Abstract
Recent advancements in large visual language models (LVLMs) necessitate robust benchmarks for complex, visually grounded reasoning. A critical limitation in many document understanding benchmarks is that visual content can often be reduced to text, allowing high performance without genuine visual grounding. To address this limitation, OmniMapBench is introduced to foster visual-centric reasoning for map documents.
The benchmark comprises 2,096 manually annotated question-answer pairs across 1,603 map documents from nine categories. It is designed to probe a hierarchy of skills, ranging from perception to multi-step visual reasoning.
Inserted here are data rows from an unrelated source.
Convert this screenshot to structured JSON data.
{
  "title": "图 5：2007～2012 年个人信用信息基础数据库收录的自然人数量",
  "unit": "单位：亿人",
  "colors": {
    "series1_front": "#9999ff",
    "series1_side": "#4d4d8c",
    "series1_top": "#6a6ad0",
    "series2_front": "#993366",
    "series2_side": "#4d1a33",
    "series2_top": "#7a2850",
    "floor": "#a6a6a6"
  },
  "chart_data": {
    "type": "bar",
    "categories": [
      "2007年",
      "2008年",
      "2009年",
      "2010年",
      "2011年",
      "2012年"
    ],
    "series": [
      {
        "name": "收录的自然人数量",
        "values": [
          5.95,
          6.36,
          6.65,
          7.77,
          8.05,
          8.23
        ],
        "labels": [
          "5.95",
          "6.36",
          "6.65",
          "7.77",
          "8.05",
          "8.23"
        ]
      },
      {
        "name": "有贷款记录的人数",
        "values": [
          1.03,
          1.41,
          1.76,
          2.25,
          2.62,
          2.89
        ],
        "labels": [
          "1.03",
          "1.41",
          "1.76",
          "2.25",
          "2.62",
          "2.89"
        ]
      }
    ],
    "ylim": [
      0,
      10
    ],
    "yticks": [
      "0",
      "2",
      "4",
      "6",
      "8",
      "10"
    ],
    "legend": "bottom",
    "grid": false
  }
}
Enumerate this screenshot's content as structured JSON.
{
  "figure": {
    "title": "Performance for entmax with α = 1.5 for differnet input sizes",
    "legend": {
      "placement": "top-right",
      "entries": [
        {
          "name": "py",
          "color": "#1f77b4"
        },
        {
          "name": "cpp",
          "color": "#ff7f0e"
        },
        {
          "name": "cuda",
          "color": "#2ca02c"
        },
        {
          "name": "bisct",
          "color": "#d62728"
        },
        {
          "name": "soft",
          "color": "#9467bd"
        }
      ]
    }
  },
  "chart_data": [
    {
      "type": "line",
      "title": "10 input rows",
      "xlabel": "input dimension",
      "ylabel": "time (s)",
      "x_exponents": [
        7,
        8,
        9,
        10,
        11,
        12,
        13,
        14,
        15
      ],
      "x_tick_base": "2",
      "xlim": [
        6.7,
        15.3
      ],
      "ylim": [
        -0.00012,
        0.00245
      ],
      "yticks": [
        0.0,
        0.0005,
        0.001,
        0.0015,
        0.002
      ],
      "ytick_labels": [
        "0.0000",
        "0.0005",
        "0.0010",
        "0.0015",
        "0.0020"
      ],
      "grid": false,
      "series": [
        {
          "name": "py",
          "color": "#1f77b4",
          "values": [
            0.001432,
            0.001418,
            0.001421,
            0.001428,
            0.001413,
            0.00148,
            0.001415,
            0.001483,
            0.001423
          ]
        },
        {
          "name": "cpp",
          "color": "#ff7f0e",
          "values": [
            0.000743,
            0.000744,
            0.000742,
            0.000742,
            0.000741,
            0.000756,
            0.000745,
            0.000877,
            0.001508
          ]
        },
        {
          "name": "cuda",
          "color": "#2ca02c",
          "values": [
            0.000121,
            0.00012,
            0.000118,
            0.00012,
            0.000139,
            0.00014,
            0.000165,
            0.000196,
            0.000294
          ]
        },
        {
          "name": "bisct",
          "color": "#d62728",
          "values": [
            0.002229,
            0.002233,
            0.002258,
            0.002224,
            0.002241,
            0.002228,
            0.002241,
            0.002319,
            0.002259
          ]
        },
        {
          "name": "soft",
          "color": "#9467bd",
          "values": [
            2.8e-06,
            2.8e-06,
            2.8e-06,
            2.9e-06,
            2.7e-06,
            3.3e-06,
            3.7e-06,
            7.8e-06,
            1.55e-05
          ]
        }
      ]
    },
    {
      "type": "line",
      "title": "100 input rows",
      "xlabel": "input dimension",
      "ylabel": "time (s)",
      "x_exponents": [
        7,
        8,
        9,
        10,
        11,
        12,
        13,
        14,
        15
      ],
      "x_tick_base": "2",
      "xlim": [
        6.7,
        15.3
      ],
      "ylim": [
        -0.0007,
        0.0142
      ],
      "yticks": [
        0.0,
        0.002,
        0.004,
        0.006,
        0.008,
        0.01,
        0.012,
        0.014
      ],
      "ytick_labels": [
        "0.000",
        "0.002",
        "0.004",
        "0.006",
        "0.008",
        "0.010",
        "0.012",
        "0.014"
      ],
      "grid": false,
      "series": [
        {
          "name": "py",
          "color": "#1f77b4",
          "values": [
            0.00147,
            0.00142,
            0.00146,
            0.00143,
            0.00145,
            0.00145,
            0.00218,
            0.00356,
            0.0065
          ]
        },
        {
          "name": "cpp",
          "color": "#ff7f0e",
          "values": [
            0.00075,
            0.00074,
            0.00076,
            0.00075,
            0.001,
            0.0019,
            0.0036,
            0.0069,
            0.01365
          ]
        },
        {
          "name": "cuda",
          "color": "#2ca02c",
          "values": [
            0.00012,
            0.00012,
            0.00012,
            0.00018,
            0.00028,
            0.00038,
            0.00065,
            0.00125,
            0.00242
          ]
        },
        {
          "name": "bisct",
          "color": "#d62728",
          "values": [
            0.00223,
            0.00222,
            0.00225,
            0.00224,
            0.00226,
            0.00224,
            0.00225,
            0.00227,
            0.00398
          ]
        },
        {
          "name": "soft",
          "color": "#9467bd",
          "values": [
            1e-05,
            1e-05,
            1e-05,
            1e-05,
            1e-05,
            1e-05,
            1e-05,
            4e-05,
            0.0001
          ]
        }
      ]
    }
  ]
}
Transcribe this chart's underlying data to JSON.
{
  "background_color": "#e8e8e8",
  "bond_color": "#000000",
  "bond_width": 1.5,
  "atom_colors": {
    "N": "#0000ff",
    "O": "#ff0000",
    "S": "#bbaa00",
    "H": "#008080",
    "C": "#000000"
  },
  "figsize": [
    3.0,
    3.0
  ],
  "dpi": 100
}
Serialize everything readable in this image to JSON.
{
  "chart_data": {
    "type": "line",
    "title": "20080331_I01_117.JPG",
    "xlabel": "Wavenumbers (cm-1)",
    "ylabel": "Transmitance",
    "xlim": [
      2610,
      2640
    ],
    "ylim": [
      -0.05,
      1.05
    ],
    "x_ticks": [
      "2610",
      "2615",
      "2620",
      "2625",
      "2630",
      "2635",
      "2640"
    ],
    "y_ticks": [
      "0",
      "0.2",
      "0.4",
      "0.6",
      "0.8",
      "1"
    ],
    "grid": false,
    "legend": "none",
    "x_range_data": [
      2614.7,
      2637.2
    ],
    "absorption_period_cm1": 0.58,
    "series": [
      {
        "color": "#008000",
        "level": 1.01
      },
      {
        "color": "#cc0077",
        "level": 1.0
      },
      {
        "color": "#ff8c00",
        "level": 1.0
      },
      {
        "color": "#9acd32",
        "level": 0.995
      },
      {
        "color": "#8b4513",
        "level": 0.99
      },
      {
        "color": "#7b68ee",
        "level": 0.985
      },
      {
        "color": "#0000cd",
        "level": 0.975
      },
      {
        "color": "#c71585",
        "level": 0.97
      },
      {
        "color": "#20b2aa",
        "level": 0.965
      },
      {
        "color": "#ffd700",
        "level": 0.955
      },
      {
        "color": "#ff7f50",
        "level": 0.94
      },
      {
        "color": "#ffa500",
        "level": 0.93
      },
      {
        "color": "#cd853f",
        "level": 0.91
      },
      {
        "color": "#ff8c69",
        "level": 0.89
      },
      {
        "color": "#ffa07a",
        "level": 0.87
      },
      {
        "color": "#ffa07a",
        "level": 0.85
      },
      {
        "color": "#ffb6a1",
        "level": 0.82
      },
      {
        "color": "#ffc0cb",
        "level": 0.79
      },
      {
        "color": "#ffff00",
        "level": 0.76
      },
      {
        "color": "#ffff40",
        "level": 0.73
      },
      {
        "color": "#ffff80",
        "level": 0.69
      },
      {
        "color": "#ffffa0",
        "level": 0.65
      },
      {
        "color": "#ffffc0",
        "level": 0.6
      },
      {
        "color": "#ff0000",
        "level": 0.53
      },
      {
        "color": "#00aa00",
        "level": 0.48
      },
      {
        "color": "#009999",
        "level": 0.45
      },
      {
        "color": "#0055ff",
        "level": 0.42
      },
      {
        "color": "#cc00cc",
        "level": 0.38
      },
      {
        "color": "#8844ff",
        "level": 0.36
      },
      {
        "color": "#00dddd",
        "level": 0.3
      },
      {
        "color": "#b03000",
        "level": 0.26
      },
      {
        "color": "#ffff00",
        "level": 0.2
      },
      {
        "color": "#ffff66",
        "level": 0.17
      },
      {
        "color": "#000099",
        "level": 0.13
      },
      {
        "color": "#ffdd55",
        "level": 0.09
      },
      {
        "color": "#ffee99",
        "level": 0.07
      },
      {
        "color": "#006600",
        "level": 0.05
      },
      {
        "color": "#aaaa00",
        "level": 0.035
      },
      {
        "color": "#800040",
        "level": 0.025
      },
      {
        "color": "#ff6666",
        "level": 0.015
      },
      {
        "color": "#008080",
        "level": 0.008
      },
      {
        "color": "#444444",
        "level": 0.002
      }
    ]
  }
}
To quantify benchmark properties, a simple yet effective benchmark-level metric is proposed: the Visual Dependency Index (VDI), defined as the accuracy drop when images are replaced with question-agnostic descriptions. OmniMapBench exhibits a higher VDI than established benchmarks, quantitatively validating its focus on irreducible visual reasoning.
Comprehensive evaluations of 25 leading LVLMs are conducted on OmniMapBench, revealing a significant performance gap, with the top-performing model achieving only 75.03% accuracy. This result underscores the challenges posed by OmniMapBench to current LVLMs. This work aims to catalyze progress in visual-centric reasoning for document understanding of LVLMs. The dataset and code are publicly available at GitHub.
Blogger's Review: OmniMapBench significantly enhances the evaluation standards for visual reasoning capabilities by introducing the Visual Dependency Index. Its challenging dataset will drive deeper research into document understanding, making it a noteworthy contribution to the field.